Museo di scienze archeologiche e d'arte: il Museo, annesso al Dipartimento di Scienze dell'Antichità dell'Università di Padova, è collocato all'ultimo piano dell'edificio del "Liviano" costruito dall'Università tra il 1937 ed il 1939 e progettato dall'architetto Giò Ponti. La sede, appositamente ideata dall'illustre progettista, doveva ricreare all'interno di un edificio dedicato agli studi classici e di Storia dell'Arte della Facoltà di Lettere, uno "spazio antico" (l'atrio di una casa romana) ove trovassero degna collocazione alcuni materiali delle raccolte ed eventuali esposizioni. Il nucleo centrale del Museo è costituito dai pezzi della grande collezione del giurista ed umanista padovano Marco Mantova Benavides (1486-1582). La collezione era assai vasta e comprendeva originariamente non solo opere d'arte antiche e rinascimentali, ma anche curiosità naturali come animali imbalsamati e fossili. Ciò che è raccolto nel salone principale del Museo è parte di quanto fu venduto agli inizi del 1700 da un discendente del Benavides ad Antonio Vallisnieri, medico e naturalista padovano, il cui figlio donò la collezione all'Università nel 1733. Anche se smembrata in tante parti (la parte naturalistica venne suddivisa tra gli Istituti scientifici di competenza) la collezione Mantova Bonavides resta oggi una delle rare collezioni del sec. XVI giunta sino a noi. Il Museo ha incrementato il proprio patrimonio grazie all'acquisto di calchi in gesso, all'apporto di altre collezioni, donazioni del Ministero della Pubblica Istruzione e privati, scambi con altri musei ed enti. Il Museo di Scienze Archeologiche e d'Arte espone una buona scelta di "instrumentum domesticum" romani, cioè di oggetti di uso quotidiano: ceramiche da mensa, lucerne, anfore, ecc.

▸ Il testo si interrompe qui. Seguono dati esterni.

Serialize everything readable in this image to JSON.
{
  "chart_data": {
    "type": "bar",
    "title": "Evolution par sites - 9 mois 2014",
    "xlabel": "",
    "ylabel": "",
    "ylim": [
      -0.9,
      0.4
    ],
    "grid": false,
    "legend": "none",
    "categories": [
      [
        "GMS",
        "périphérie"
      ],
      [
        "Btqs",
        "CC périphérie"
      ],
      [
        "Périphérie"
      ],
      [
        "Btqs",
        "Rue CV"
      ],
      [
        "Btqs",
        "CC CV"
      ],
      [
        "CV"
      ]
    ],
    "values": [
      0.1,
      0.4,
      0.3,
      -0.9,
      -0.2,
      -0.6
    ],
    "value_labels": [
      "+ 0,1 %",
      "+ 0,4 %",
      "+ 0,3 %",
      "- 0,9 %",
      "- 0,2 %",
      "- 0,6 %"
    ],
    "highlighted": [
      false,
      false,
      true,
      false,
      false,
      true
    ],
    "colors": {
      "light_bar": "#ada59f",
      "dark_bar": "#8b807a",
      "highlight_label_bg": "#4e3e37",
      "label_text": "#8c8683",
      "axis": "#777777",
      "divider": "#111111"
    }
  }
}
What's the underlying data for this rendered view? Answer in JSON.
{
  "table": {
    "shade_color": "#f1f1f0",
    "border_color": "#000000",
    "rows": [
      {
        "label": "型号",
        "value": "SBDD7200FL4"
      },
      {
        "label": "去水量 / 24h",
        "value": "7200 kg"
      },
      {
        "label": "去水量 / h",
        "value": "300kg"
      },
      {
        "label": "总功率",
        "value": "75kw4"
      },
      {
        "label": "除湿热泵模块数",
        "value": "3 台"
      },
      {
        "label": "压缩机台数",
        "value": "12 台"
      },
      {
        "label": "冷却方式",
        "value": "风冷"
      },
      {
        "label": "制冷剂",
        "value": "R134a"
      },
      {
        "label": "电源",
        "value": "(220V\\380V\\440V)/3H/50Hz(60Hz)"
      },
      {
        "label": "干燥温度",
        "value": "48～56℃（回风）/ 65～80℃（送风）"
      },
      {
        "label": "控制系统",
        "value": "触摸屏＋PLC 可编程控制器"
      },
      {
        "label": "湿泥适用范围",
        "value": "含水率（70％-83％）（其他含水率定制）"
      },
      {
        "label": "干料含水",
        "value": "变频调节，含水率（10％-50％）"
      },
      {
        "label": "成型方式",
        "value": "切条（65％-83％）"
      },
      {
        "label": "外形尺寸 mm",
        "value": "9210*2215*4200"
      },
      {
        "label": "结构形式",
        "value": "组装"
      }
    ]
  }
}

Museo Archeologico: il primo nucleo del Museo Archeologico di Padova, che ha sede presso i Civici Musei Eremitani, risale al 1825. Seguirono presto numerose donazioni, che andarono ad arricchire questa prima raccolta, assieme ai materiali provenienti dagli scavi cittadini e dal territorio circostante. Il percorso espositivo inizia dall’età preromana, con reperti provenienti da numerose necropoli patavine, databili dall’VIII al III secolo a.C. Fra i più interessanti gli 88 pezzi della tomba dei “vasi borchiati” risalente alla fine dell’VIII-inizi del VII secolo a.C. Al terzo periodo atestino (VI-V secolo a.C.) appartengono i vasi decorati da fasce rosse e nere e pezzi decorati a stralucido. Unica è la serie di stele paleovenete esposte, tutte provenienti dal territorio padovano. Queste lastre rettangolari, spesso in calcare, che venivano infisse sulle tombe di personaggi di alto livello sociale, sono presenti lungo l’arco di ben cinque secoli (dal VI -Stele di Camin- al I sec. a.C. - Stele di Ostiala Gallenia). Nel riquadro centrale sono rappresentati soggetti figurati di vario genere; la cornice ospita iscrizioni quasi sempre in caratteri venitici. I corredi funebri, per lo più oggetti bronzei e fittili, ma anche in oro e ambra, trovano posti nelle vetrine. Da segnalare il corredo della Tomba “dei vasi borchiati”. In una vetrina triangolare la ricca collezione di oggetti votivi, tra cui le molte tazzine in miniatura, scoperte nel territorio di Montegrotto Terme, dov’era il più antico santuario paleoveneto. Una piccola sala è dedicata ai bronzetti etruschi, italici e paleoveneti, databili dal VI al II sec. a.C.